# Top 5 Geckos To Keep



## Vixen (Jun 1, 2008)

Thought i'd make a gecko thread to go with the top 5 snakes thread. Lets see what everyone has their eye on!

1. Nephrurus Amyae

2. Nephrurus Asper

3. Nephrurus Levis Pilbarensis

4. Diplodactylus Granariensis

5. Diplodactylus Galeatus


----------



## warren63 (Jun 1, 2008)

OMG you are a mind Reader was thinking the same thign when i saw that thread today.
Only want a few at the moment.
1. Oedura Gemmatta
2.Oedura Coggeri
3. Oedura Lesuerii
Yes i have Oedura fever LOL


----------



## RedEyeGirl (Jun 1, 2008)

cool exactly the same as u guys


----------



## scam7278 (Jun 1, 2008)

NT O.Marmorata
O.Gemmartta
WA O. Marmorata
Katherine spiney tails


----------



## Twiggz (Jun 1, 2008)

1. N.Amyae
2. N.Asper
3. S.Elderi
4. D.Galeatus
5. P.Lindneri


----------



## spilota_variegata (Jun 1, 2008)

There's only one Australian gecko that I would like to keep.

1. Nephrurus Amyae
2. Nephrurus Amyae
3. Nephrurus Amyae
4. Nephrurus Amyae
5. Nephrurus Amyae


----------



## Rocket (Jun 1, 2008)

I'm assuming this thread is about what species you'd most desire to keep and not the top 5 you have kept so I'll say..

1. Carphodactylus laevis
2. Pseudothecadactylus lindneri
3. Cyrtodactylus louisiadensis
4. Nephrurus levis (can't beat the good old knobbie)
5. Oedura filicipoda


----------



## Vixen (Jun 1, 2008)

Yep its for what you want =)


----------



## luke.r.s (Jun 1, 2008)

mine would be, N levis levis
amyae
asper
chamilion gecko spl?
giant cave gecko

if i was overseas their would be a few more on their too but the aussies would still be at the top


----------



## Gecko :) (Jun 2, 2008)

N Wheeleri (both)
N Amyae
N Asper
N pilbarensis
N Levis


----------



## mistymtn (Jun 2, 2008)

1. N. Stellatus
2. N. Levis (Jellybean)
3 N. Amyae
4.N. Deleani
5. N. Wheeleri

If anyone has any available this season, Pm me.

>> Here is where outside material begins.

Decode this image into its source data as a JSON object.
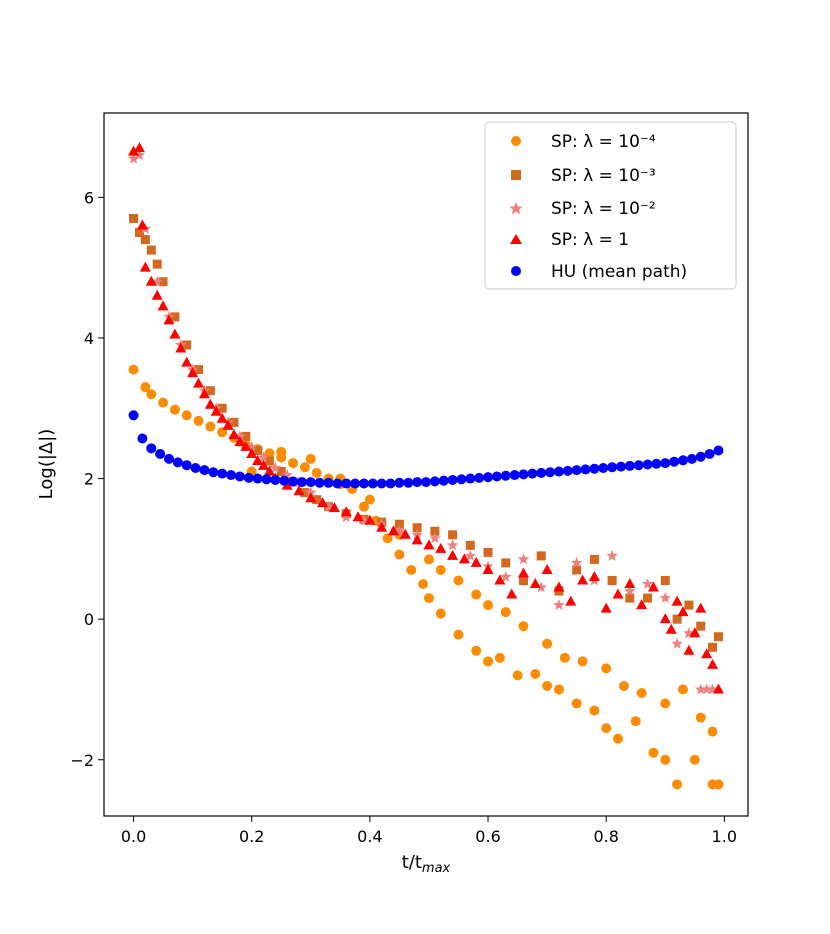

I will be very interested


----------



## geckoman1985 (Jul 30, 2008)

*gecko man 1985*

i like geckos that much that i chose 10

1. nephrurus levis pilbarensis
2.nephrurus asper
3.nephrurus wheeleri cinctus
4.oedura castelnaul
5.oedura filicipoda
6.oedura tryoni
7.underwoodisaurus milii
8.pseudothecadatylus lindneri
9.diplodactyuls vittaus
10.nephrurus deleani

ops was that 11 

11. hemidactylus fernatus asian house gecko

lol


----------



## Tim.Arm (Jul 30, 2008)

*1. N.Amyae*
*2. Carphodactylus laevis*
*3. N.Asper*
*4. Diplodactylus galeatus*
*5. Oedura coggeri*


----------



## Jakee (Jul 30, 2008)

Everysingle nephrurus


----------